SAN SALVADOR, (Reuters) – Salvadoran President Nayib Bukele yesterday signed into law a bill to slash the country’s 262 municipalities to just 44, a move the government says will cut spending but that the opposition decries as a power grab.
El Salvador’s Congress passed the bill late on Tuesday with 67 votes in favor and 15 against.
Ruling party deputies, who hold a majority in Congress, said the move will trim public spending, generate more investment and help fight corruption – which Bukele vowed to do this month.
The new municipalities are set to be governed in 14 departments.
“This seeks to generate a more equitable distribution of wealth, which will be converted into opportunities for the Salvadoran people, improving their quality of life,” said Elisa Rosales, a deputy from the ruling New Ideas party.
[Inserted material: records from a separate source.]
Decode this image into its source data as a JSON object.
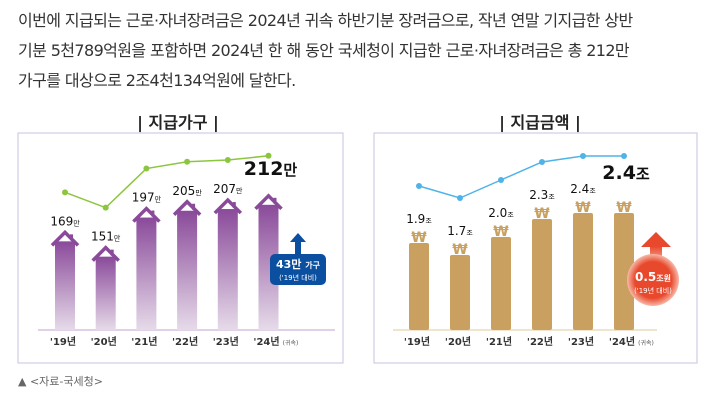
{
  "paragraph": [
    "이번에 지급되는 근로·자녀장려금은 2024년 귀속 하반기분 장려금으로, 작년 연말 기지급한 상반",
    "기분 5천789억원을 포함하면 2024년 한 해 동안 국세청이 지급한 근로·자녀장려금은 총 212만",
    "가구를 대상으로 2조4천134억원에 달한다."
  ],
  "source": "▲ <자료-국세청>",
  "chart_data": [
    {
      "type": "bar",
      "title": "| 지급가구 |",
      "categories": [
        "'19년",
        "'20년",
        "'21년",
        "'22년",
        "'23년",
        "'24년"
      ],
      "category_note": "(귀속)",
      "values": [
        169,
        151,
        197,
        205,
        207,
        212
      ],
      "value_labels": [
        "169",
        "151",
        "197",
        "205",
        "207",
        "212"
      ],
      "unit": "만",
      "bar_color": "#8a4a9a",
      "line_color": "#8cc63f",
      "callout": {
        "value": "43만",
        "unit": "가구",
        "note": "('19년 대비)",
        "color": "#0b4fa0"
      }
    },
    {
      "type": "bar",
      "title": "| 지급금액 |",
      "categories": [
        "'19년",
        "'20년",
        "'21년",
        "'22년",
        "'23년",
        "'24년"
      ],
      "category_note": "(귀속)",
      "values": [
        1.9,
        1.7,
        2.0,
        2.3,
        2.4,
        2.4
      ],
      "value_labels": [
        "1.9",
        "1.7",
        "2.0",
        "2.3",
        "2.4",
        "2.4"
      ],
      "unit": "조",
      "bar_color": "#c9a060",
      "line_color": "#4fb3e8",
      "callout": {
        "value": "0.5",
        "unit": "조원",
        "note": "('19년 대비)",
        "color": "#e8482c"
      }
    }
  ]
}
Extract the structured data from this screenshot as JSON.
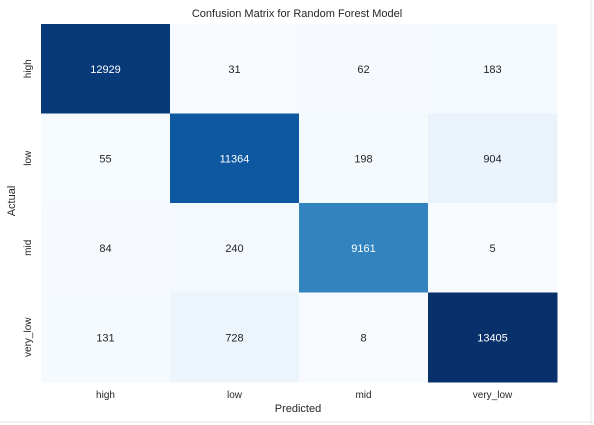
{
  "chart_data": {
    "type": "heatmap",
    "title": "Confusion Matrix for Random Forest Model",
    "xlabel": "Predicted",
    "ylabel": "Actual",
    "x_categories": [
      "high",
      "low",
      "mid",
      "very_low"
    ],
    "y_categories": [
      "high",
      "low",
      "mid",
      "very_low"
    ],
    "values": [
      [
        12929,
        31,
        62,
        183
      ],
      [
        55,
        11364,
        198,
        904
      ],
      [
        84,
        240,
        9161,
        5
      ],
      [
        131,
        728,
        8,
        13405
      ]
    ],
    "colormap": "Blues",
    "colorbar": false,
    "grid": false
  }
}
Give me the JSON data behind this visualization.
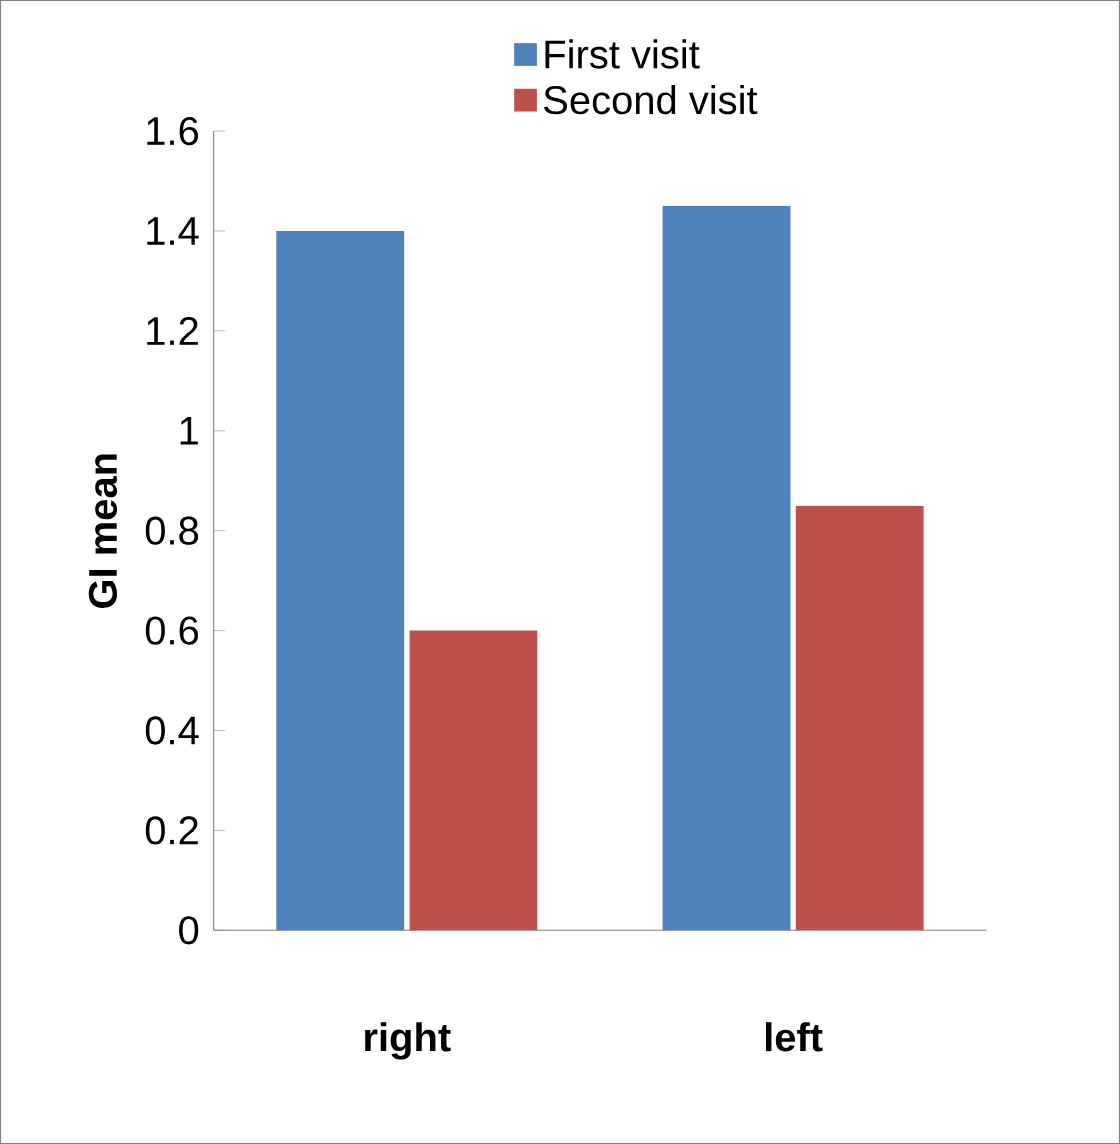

Government estimates peg annual savings at $250 million from when it comes into force on May 1, 2024. Under the law, the smaller localities would not lose their cultural identity, traditions, or administrative offices.
Opposition lawmakers, however, say the move looks to centralize power, increase bureaucracy for project development and reduce the municipalities’ autonomous resource management.
“This measure seeks only to concentrate power,” said right-wing Nationalist Republican Alliance (ARENA) Deputy Cesar Reyes, adding the ruling party was looking to gain an electoral advantage.
El Salvador is set to hold general elections in February 2024 and local elections the following month. Polls give a strong preference to Bukele’s New Ideas.
Last week, Congress passed another bill to cut the number of lawmakers to 60 from 84. This measure is also set to come into effect after the 2024 elections.